Theres quite a few exchanges throughout the year..keep your eyes peeled x


----------



## Chihuahuasloveme (Jan 8, 2010)

I sent you a pm posting here just in case you don't get it seems like some aren't being delivered


----------



## appleblossom (Mar 10, 2005)

Chihuahuasloveme said:


> I sent you a pm posting here just in case you don't get it seems like some aren't being delivered


I got it & Ive added you to my list..I havent paired anyone up yet but will let you know who your match is when everyone is paired..


----------



## Chihuahuasloveme (Jan 8, 2010)

appleblossom said:


> I got it & Ive added you to my list..I havent paired anyone up yet but will let you know who your match is when everyone is paired..


awesome thanks!


----------



## appleblossom (Mar 10, 2005)

your welcome


----------



## appleblossom (Mar 10, 2005)

I feel like Ive missed someone who wanting in on ss but I cant figure out who it was or maybe I have everyone lol...here is who I have atm in random order..

pinkchi
crawlin
codyann
natti
firefox
chihuahuasloveme
rubia
kitty&kahlua
mommasboy
nessbella
pookypeds
maknlfi

Is that everyone?

Ive also had a few people offer to sign up incase there wernt enough in on the exchange but I didnt mention them atm..


----------



## pigeonsheep (Nov 8, 2008)

Yay! So many more ppl doin ss this year. All thanks to u apple robot


----------



## Chihuahuasloveme (Jan 8, 2010)

yay so excited to take part in our first exchange can't wait to see who we get paired with


----------



## LittleHead (May 20, 2004)

Procrastinator Blog #1:
Now I know why people start buying xmas gifts early. It is officially November and I need to hurry up and start purchasing presents for the exchange.


----------



## Chihuahuasloveme (Jan 8, 2010)

when do we get paired?


----------



## flippedstars (Dec 16, 2009)

yeah, a ton of people are in on the exchange this year, its nuts!
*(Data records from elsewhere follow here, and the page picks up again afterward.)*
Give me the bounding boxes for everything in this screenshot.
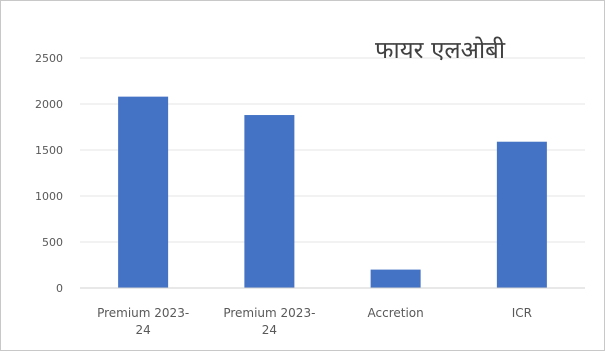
bar: [370, 269, 421, 288]
y-tick-label: 2500: [35, 52, 63, 65]
x-category-label: Premium 2023-24: [223, 306, 315, 337]
y-axis-ticks: 0 500 1000 1500 2000 2500: [35, 52, 63, 295]
bars: [118, 96, 547, 288]
bar: [496, 141, 547, 288]
y-tick-label: 500: [42, 236, 63, 249]
y-tick-label: 0: [56, 282, 63, 295]
chart-title: फायर एलओबी: [375, 36, 506, 64]
x-category-label: Accretion: [368, 306, 424, 320]
bar: [244, 115, 295, 288]
x-category-label: Premium 2023-24: [97, 306, 189, 337]
y-tick-label: 1000: [35, 190, 63, 203]
bar: [118, 96, 169, 288]
x-category-label: ICR: [512, 306, 532, 320]
y-tick-label: 2000: [35, 98, 63, 111]
category-labels: Premium 2023-24 Premium 2023-24 Accretion I…: [97, 306, 532, 337]
y-tick-label: 1500: [35, 144, 63, 157]
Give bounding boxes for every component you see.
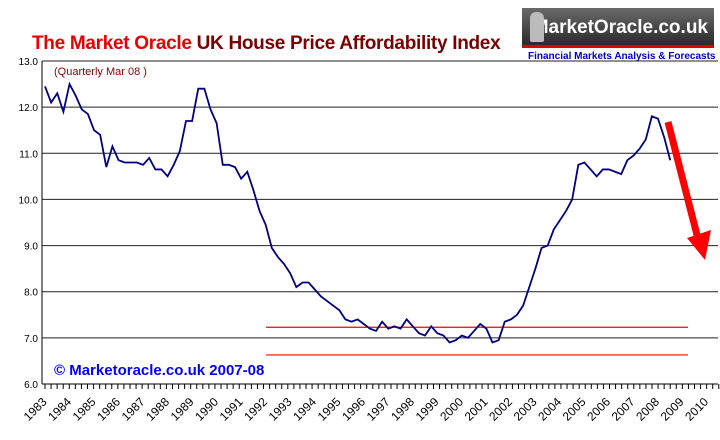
forecast-arrow-shaft <box>664 121 701 236</box>
x-tick-label: 1993 <box>266 395 295 424</box>
y-tick-label: 6.0 <box>24 380 38 391</box>
x-tick-label: 1987 <box>119 395 148 424</box>
x-tick-label: 2004 <box>535 395 564 424</box>
y-tick-label: 12.0 <box>19 103 39 114</box>
chart-title: The Market Oracle UK House Price Afforda… <box>32 33 501 55</box>
x-tick-label: 1995 <box>315 395 344 424</box>
x-tick-label: 1988 <box>143 395 172 424</box>
x-tick-label: 1994 <box>290 395 319 424</box>
x-tick-label: 2005 <box>560 395 589 424</box>
logo: MarketOracle.co.uk <box>522 8 714 48</box>
logo-tagline: Financial Markets Analysis & Forecasts <box>528 51 716 62</box>
x-tick-label: 2000 <box>437 395 466 424</box>
x-tick-label: 1992 <box>241 395 270 424</box>
x-tick-label: 2007 <box>609 395 638 424</box>
copyright: © Marketoracle.co.uk 2007-08 <box>54 362 265 379</box>
x-tick-label: 1984 <box>45 395 74 424</box>
x-tick-label: 1990 <box>192 395 221 424</box>
y-tick-label: 11.0 <box>19 149 38 160</box>
x-tick-label: 2010 <box>682 395 711 424</box>
x-tick-label: 1985 <box>70 395 99 424</box>
logo-text: MarketOracle.co.uk <box>532 17 708 38</box>
y-tick-label: 13.0 <box>19 57 39 68</box>
y-tick-label: 7.0 <box>24 334 38 345</box>
x-tick-label: 2008 <box>633 395 662 424</box>
x-tick-label: 1999 <box>413 395 442 424</box>
x-tick-label: 2003 <box>511 395 540 424</box>
y-tick-label: 9.0 <box>24 242 38 253</box>
x-tick-label: 1986 <box>94 395 123 424</box>
forecast-arrow-head-icon <box>687 230 711 260</box>
x-tick-label: 2001 <box>462 395 491 424</box>
title-brand: The Market Oracle <box>32 33 192 54</box>
x-tick-label: 2009 <box>658 395 687 424</box>
x-tick-label: 1996 <box>339 395 368 424</box>
y-tick-label: 10.0 <box>19 195 39 206</box>
statue-icon <box>530 12 544 42</box>
x-tick-label: 2002 <box>486 395 515 424</box>
x-tick-label: 1983 <box>21 395 50 424</box>
x-tick-label: 1989 <box>168 395 197 424</box>
x-tick-label: 1997 <box>364 395 393 424</box>
chart-subtitle: (Quarterly Mar 08 ) <box>54 66 147 78</box>
title-main: UK House Price Affordability Index <box>196 33 501 54</box>
x-tick-label: 2006 <box>584 395 613 424</box>
x-tick-label: 1998 <box>388 395 417 424</box>
y-tick-label: 8.0 <box>24 288 38 299</box>
series-line <box>44 81 672 344</box>
x-tick-label: 1991 <box>217 395 246 424</box>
How many total did you have sign up if you had a count?


----------



## cherper (May 8, 2009)

I would like to be added Appleblossom!!  If it's not too late!


----------



## appleblossom (Mar 10, 2005)

cherper said:


> I would like to be added Appleblossom!!  If it's not too late!
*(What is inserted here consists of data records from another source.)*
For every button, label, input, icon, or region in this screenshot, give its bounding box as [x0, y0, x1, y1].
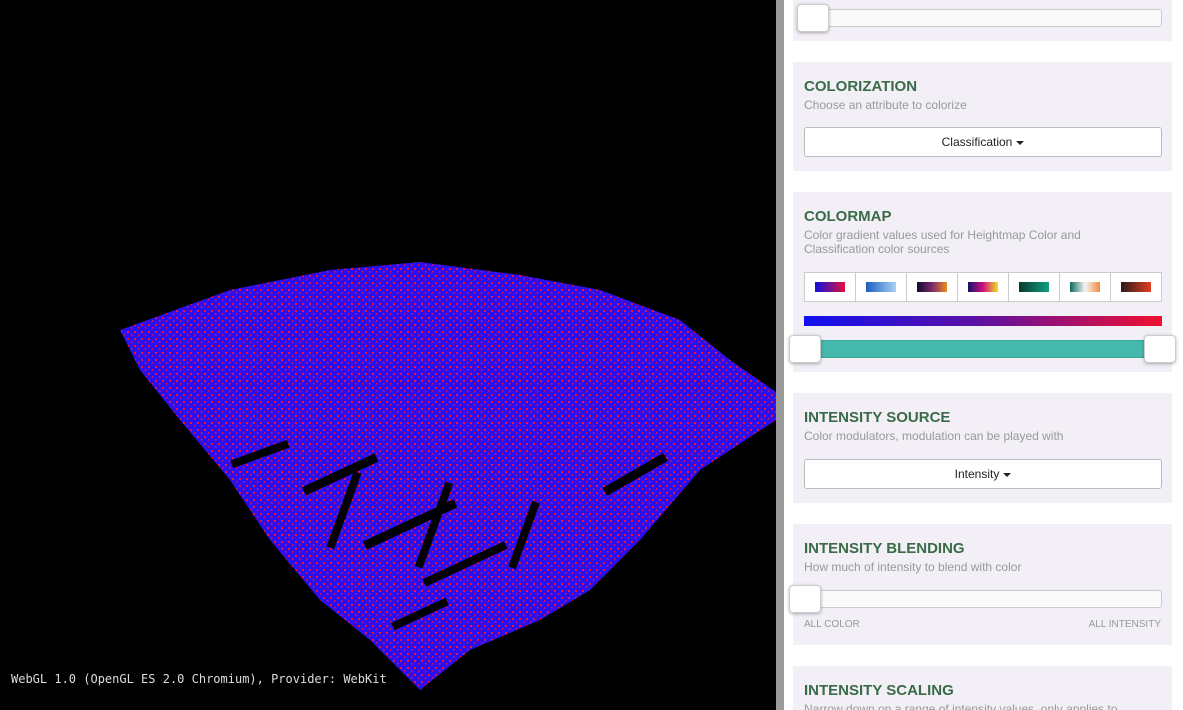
dropdown[interactable]: Intensity — [804, 459, 1162, 489]
gradient-bar — [804, 316, 1162, 326]
dropdown-label: Classification — [941, 135, 1013, 149]
panel-divider[interactable] — [776, 0, 784, 710]
section: COLORMAP Color gradient values used for … — [789, 192, 1176, 372]
section-title: INTENSITY SOURCE — [804, 409, 951, 426]
section-description: Color modulators, modulation can be play… — [804, 429, 1064, 443]
section-title: COLORIZATION — [804, 78, 918, 95]
slider-track[interactable] — [804, 9, 1162, 27]
slider-handle[interactable] — [789, 585, 821, 613]
webgl-viewport[interactable]: WebGL 1.0 (OpenGL ES 2.0 Chromium), Prov… — [0, 0, 776, 710]
range-slider-max-handle[interactable] — [1144, 335, 1176, 363]
colormap-button[interactable] — [957, 272, 1009, 302]
slider-min-label: ALL COLOR — [804, 619, 860, 630]
section-description: Narrow down on a range of intensity valu… — [804, 702, 1118, 710]
slider-track[interactable] — [804, 590, 1162, 608]
section-description: Color gradient values used for Heightmap… — [804, 228, 1081, 256]
colormap-button[interactable] — [804, 272, 856, 302]
range-slider-min-handle[interactable] — [789, 335, 821, 363]
colormap-button[interactable] — [1008, 272, 1060, 302]
colormap-button[interactable] — [1110, 272, 1162, 302]
dropdown[interactable]: Classification — [804, 127, 1162, 157]
section-partial — [793, 0, 1172, 41]
section: INTENSITY SCALING Narrow down on a range… — [793, 666, 1172, 710]
section: COLORIZATION Choose an attribute to colo… — [793, 62, 1172, 171]
point-cloud — [120, 262, 776, 690]
settings-panel: COLORIZATION Choose an attribute to colo… — [784, 0, 1183, 710]
section: INTENSITY BLENDING How much of intensity… — [789, 524, 1172, 645]
colormap-button[interactable] — [906, 272, 958, 302]
slider-handle[interactable] — [797, 4, 829, 32]
dropdown-label: Intensity — [954, 467, 1000, 481]
range-slider-track[interactable] — [804, 340, 1154, 358]
section-description: How much of intensity to blend with colo… — [804, 560, 1022, 574]
section-title: COLORMAP — [804, 208, 892, 225]
section-title: INTENSITY BLENDING — [804, 540, 965, 557]
section-title: INTENSITY SCALING — [804, 682, 954, 699]
section-description: Choose an attribute to colorize — [804, 98, 967, 112]
slider-max-label: ALL INTENSITY — [1088, 619, 1161, 630]
status-text: WebGL 1.0 (OpenGL ES 2.0 Chromium), Prov… — [11, 672, 387, 686]
colormap-button[interactable] — [1059, 272, 1111, 302]
colormap-button[interactable] — [855, 272, 907, 302]
section: INTENSITY SOURCE Color modulators, modul… — [793, 393, 1172, 503]
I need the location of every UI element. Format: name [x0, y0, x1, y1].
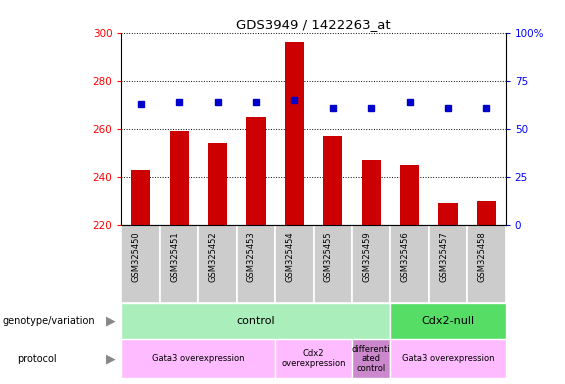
Bar: [429, 225, 467, 303]
Text: GSM325455: GSM325455: [324, 231, 333, 282]
Bar: [390, 225, 429, 303]
Text: control: control: [237, 316, 275, 326]
Text: GSM325457: GSM325457: [439, 231, 448, 282]
Bar: [121, 303, 390, 339]
Text: Cdx2
overexpression: Cdx2 overexpression: [281, 349, 346, 368]
Bar: [246, 117, 266, 225]
Bar: [275, 225, 314, 303]
Bar: [352, 339, 390, 378]
Text: Gata3 overexpression: Gata3 overexpression: [402, 354, 494, 363]
Text: GSM325458: GSM325458: [477, 231, 486, 282]
Text: differenti
ated
control: differenti ated control: [352, 344, 390, 373]
Text: GSM325454: GSM325454: [285, 231, 294, 282]
Bar: [131, 170, 150, 225]
Bar: [237, 225, 275, 303]
Bar: [160, 225, 198, 303]
Bar: [121, 225, 160, 303]
Text: GSM325450: GSM325450: [132, 231, 141, 282]
Bar: [390, 303, 506, 339]
Bar: [208, 143, 227, 225]
Bar: [390, 339, 506, 378]
Text: GSM325459: GSM325459: [362, 231, 371, 282]
Text: Gata3 overexpression: Gata3 overexpression: [152, 354, 245, 363]
Bar: [121, 339, 275, 378]
Text: GSM325451: GSM325451: [170, 231, 179, 282]
Text: protocol: protocol: [17, 354, 56, 364]
Text: Cdx2-null: Cdx2-null: [421, 316, 475, 326]
Bar: [314, 225, 352, 303]
Text: GSM325453: GSM325453: [247, 231, 256, 282]
Bar: [323, 136, 342, 225]
Bar: [285, 42, 304, 225]
Text: ▶: ▶: [106, 352, 116, 365]
Bar: [438, 204, 458, 225]
Bar: [467, 225, 506, 303]
Bar: [198, 225, 237, 303]
Text: GSM325452: GSM325452: [208, 231, 218, 282]
Title: GDS3949 / 1422263_at: GDS3949 / 1422263_at: [236, 18, 391, 31]
Bar: [362, 160, 381, 225]
Bar: [477, 201, 496, 225]
Text: GSM325456: GSM325456: [401, 231, 410, 282]
Bar: [352, 225, 390, 303]
Bar: [170, 131, 189, 225]
Text: genotype/variation: genotype/variation: [3, 316, 95, 326]
Bar: [275, 339, 352, 378]
Text: ▶: ▶: [106, 314, 116, 328]
Bar: [400, 165, 419, 225]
just need your address how much you can spend & where you want to ship to


----------



## cherper (May 8, 2009)

sent you a pm appleblossom


----------



## appleblossom (Mar 10, 2005)

cherper said:


> sent you a pm appleblossom


ive added you..


----------



## *Princess* (Feb 7, 2009)

this is going to be the best SS with everyone thats signed up x


----------



## appleblossom (Mar 10, 2005)

*Princess* said:


> this is going to be the best SS with everyone thats signed up x


this is a huge exchange this time around..Ill be doing my best to pair everyone up hopefully tonight if not then tomorrow...


----------



## cherper (May 8, 2009)

Yay!!:cheer:


----------



## Chihuahuasloveme (Jan 8, 2010)

yay we're anticipating our match! wanna get shopping


----------



## cherper (May 8, 2009)

me too, definitely psyched!!!!!


----------



## appleblossom (Mar 10, 2005)

the ss pairups have come to a screaching halt atm..Ive been trying to get someone who can ship to canada but have been unsuccessful so far Ive asked 1 more person so just waiting to hear back from them now....THis time around is proving to be very difficult..


----------



## Ness♥Bella (Oct 13, 2010)

I sent out my SS today and I can't wait for them to get their pressies! 
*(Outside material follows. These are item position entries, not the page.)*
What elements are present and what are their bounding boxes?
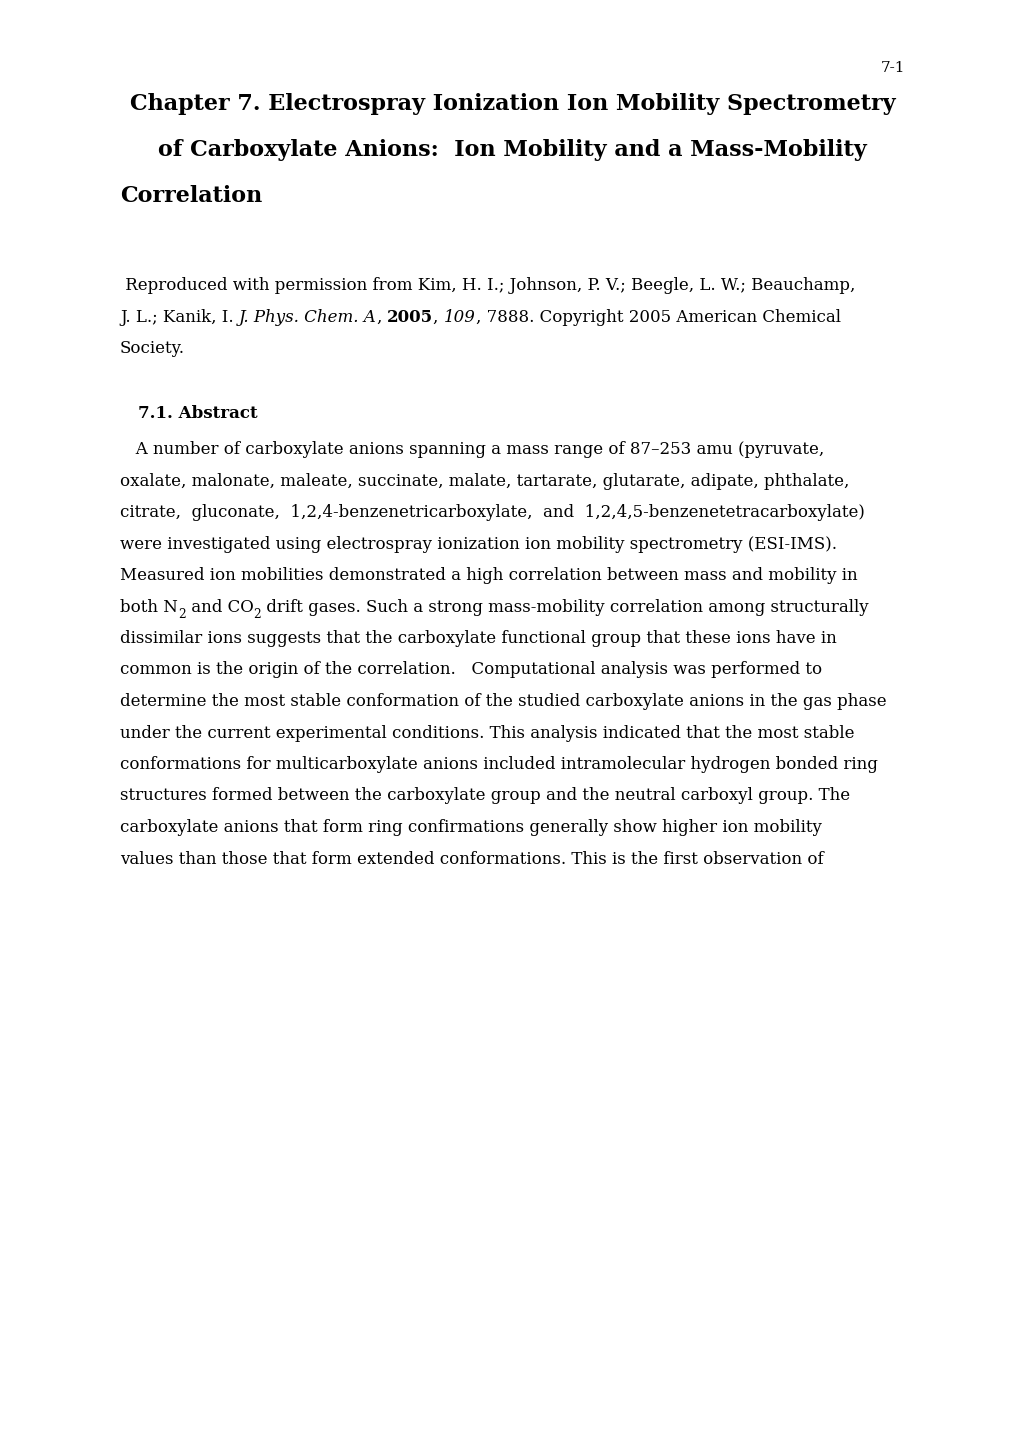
Text: conformations for multicarboxylate anions included intramolecular hydrogen bonde: conformations for multicarboxylate anion… [120, 756, 877, 773]
Text: 7.1. Abstract: 7.1. Abstract [138, 405, 258, 423]
Text: Correlation: Correlation [120, 185, 262, 208]
Text: 7-1: 7-1 [879, 61, 904, 75]
Text: dissimilar ions suggests that the carboxylate functional group that these ions h: dissimilar ions suggests that the carbox… [120, 630, 836, 647]
Text: oxalate, malonate, maleate, succinate, malate, tartarate, glutarate, adipate, ph: oxalate, malonate, maleate, succinate, m… [120, 473, 849, 489]
Text: 109: 109 [443, 309, 476, 326]
Text: determine the most stable conformation of the studied carboxylate anions in the : determine the most stable conformation o… [120, 694, 886, 709]
Text: J. L.; Kanik, I.: J. L.; Kanik, I. [120, 309, 238, 326]
Text: drift gases. Such a strong mass-mobility correlation among structurally: drift gases. Such a strong mass-mobility… [261, 598, 867, 616]
Text: 2: 2 [177, 609, 185, 622]
Text: A number of carboxylate anions spanning a mass range of 87–253 amu (pyruvate,: A number of carboxylate anions spanning … [120, 441, 823, 459]
Text: 2: 2 [253, 609, 261, 622]
Text: carboxylate anions that form ring confirmations generally show higher ion mobili: carboxylate anions that form ring confir… [120, 819, 821, 836]
Text: citrate,  gluconate,  1,2,4-benzenetricarboxylate,  and  1,2,4,5-benzenetetracar: citrate, gluconate, 1,2,4-benzenetricarb… [120, 505, 864, 521]
Text: were investigated using electrospray ionization ion mobility spectrometry (ESI-I: were investigated using electrospray ion… [120, 535, 837, 552]
Text: structures formed between the carboxylate group and the neutral carboxyl group. : structures formed between the carboxylat… [120, 787, 849, 805]
Text: Chapter 7. Electrospray Ionization Ion Mobility Spectrometry: Chapter 7. Electrospray Ionization Ion M… [129, 92, 895, 115]
Text: Society.: Society. [120, 340, 184, 358]
Text: ,: , [376, 309, 387, 326]
Text: 2005: 2005 [387, 309, 433, 326]
Text: of Carboxylate Anions:  Ion Mobility and a Mass-Mobility: of Carboxylate Anions: Ion Mobility and … [158, 138, 866, 162]
Text: values than those that form extended conformations. This is the first observatio: values than those that form extended con… [120, 851, 822, 868]
Text: ,: , [433, 309, 443, 326]
Text: under the current experimental conditions. This analysis indicated that the most: under the current experimental condition… [120, 724, 854, 741]
Text: both N: both N [120, 598, 177, 616]
Text: , 7888. Copyright 2005 American Chemical: , 7888. Copyright 2005 American Chemical [476, 309, 840, 326]
Text: Measured ion mobilities demonstrated a high correlation between mass and mobilit: Measured ion mobilities demonstrated a h… [120, 567, 857, 584]
Text: common is the origin of the correlation.   Computational analysis was performed : common is the origin of the correlation.… [120, 662, 821, 679]
Text: and CO: and CO [185, 598, 253, 616]
Text: J. Phys. Chem. A: J. Phys. Chem. A [238, 309, 376, 326]
Text: Reproduced with permission from Kim, H. I.; Johnson, P. V.; Beegle, L. W.; Beauc: Reproduced with permission from Kim, H. … [120, 277, 855, 294]
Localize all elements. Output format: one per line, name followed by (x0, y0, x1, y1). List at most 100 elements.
Thanks again appleblossom for including Bella and I in this. It was so much fun!

:cheer:


----------



## Amandarose531 (Aug 9, 2010)

I didn't make it to Fedex today because of work but I PROMISEEEE it'll go out in the morning, all boxed up and everything!


----------



## appleblossom (Mar 10, 2005)

Amandarose531 said:


> I didn't make it to Fedex today because of work but I PROMISEEEE it'll go out in the morning, all boxed up and everything!


dont feel bad I made the rules & I didnt even make it to the post office on time...the main goal is for the gifts to arrive before christmas...


----------



## Amandarose531 (Aug 9, 2010)

appleblossom said:


> dont feel bad I made the rules & I didnt even make it to the post office on time...the main goal is for the gifts to arrive before christmas...


Lol!

Sometimes work and life just get in the way of things we actually want to do.


----------



## crawlin (May 25, 2010)

hi have sent you a couple of pms dont know if you have them but i need the address so i can send out my gifts? thanks xx


----------



## Chico's Mum (Sep 9, 2008)

Im so mad at myself for being late for this secret santa.


----------



## pigeonsheep (Nov 8, 2008)

Chico's Mum said:


> Im so mad at myself for being late for this secret santa.


aw  dont be! atleast ur back!


----------